Blum hätte umdrehen, sie hätte auf ihr Motorrad steigen und wieder zurück zu ihren Kindern fahren können, sie hätte einfach die Augen zumachen und es vergessen können. Alles wäre anders gekommen, sie wäre nie in den Schwarzwald gefahren, sie hätte nie gespürt, wie sich eine Zunge anfühlt, die stirbt. Ein Körper, der nicht mehr aufstehen kann. Nichts davon.

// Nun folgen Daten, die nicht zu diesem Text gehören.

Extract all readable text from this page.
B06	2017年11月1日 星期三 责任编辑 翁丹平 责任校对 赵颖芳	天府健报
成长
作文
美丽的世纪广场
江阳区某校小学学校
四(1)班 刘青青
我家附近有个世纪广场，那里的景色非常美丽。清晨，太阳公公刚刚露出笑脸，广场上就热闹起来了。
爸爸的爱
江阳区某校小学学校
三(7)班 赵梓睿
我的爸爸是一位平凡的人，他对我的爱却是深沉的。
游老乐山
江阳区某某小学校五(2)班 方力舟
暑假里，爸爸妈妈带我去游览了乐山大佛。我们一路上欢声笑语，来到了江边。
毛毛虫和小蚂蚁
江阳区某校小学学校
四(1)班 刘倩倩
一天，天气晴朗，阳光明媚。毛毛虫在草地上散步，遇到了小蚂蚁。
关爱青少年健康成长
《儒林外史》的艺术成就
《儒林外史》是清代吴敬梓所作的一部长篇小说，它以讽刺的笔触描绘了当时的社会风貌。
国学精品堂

Blum hatte sich bei dem jungen Mann bedankt, ihm fünfzig Euro in die Hand gedrückt, dann war sie gegangen. Weg von Kuhns Monstern, durch die Naturhistorische Sammlung, vorbei an Mammutknochen und Fossilien, hinaus in das sommerliche Wien. Durch den Park zum Palmenhaus, sie wollte den Albtraum einen Augenblick lang ausblenden, sie wollte kurz darüber nachdenken, was passiert war. Was sie tun sollte, was es bedeutete. Seit sie das Foto gesehen hatte am Strand, fragte sie sich, ob sie vielleicht in Gefahr war, ob es etwas mit dem zu tun hatte, was sie vor der Welt verbarg, mit dem, was sie getan hatte. Blum hatte sich die verrücktesten Szenarien ausgemalt, alle anderen Erklärungen als die, dass es sich um ihre Zwillingsschwester handelte, hatten sie in Panik versetzt. Der Gedanke, dass es eine Drohung war, eine Puppe aus Plastik, die man ausgestellt hatte, um ihr zu sagen, dass sie ihre Strafe noch bekommen würde. Absurde Gedanken, die vom Tisch gewischt wurden, als Blum gesehen hatte, was da hinter dem Glas war. Niemand wusste, was vor zwei Jahren passiert war, Blums Leben war nicht in Gefahr, sie war überzeugt davon, als sie sich in einen Liegestuhl setzte und Weißwein bestellte. Angst fiel von ihr ab, Erleichterung mischte sich mit der Trauer, die sie empfand. Blum trank einen langen Schluck und machte die Augen zu. Sie haderte, zögerte, wollte die Entscheidung, was sie tun sollte, hinauszögern. Abwägen, was vernünftig war, was notwendig.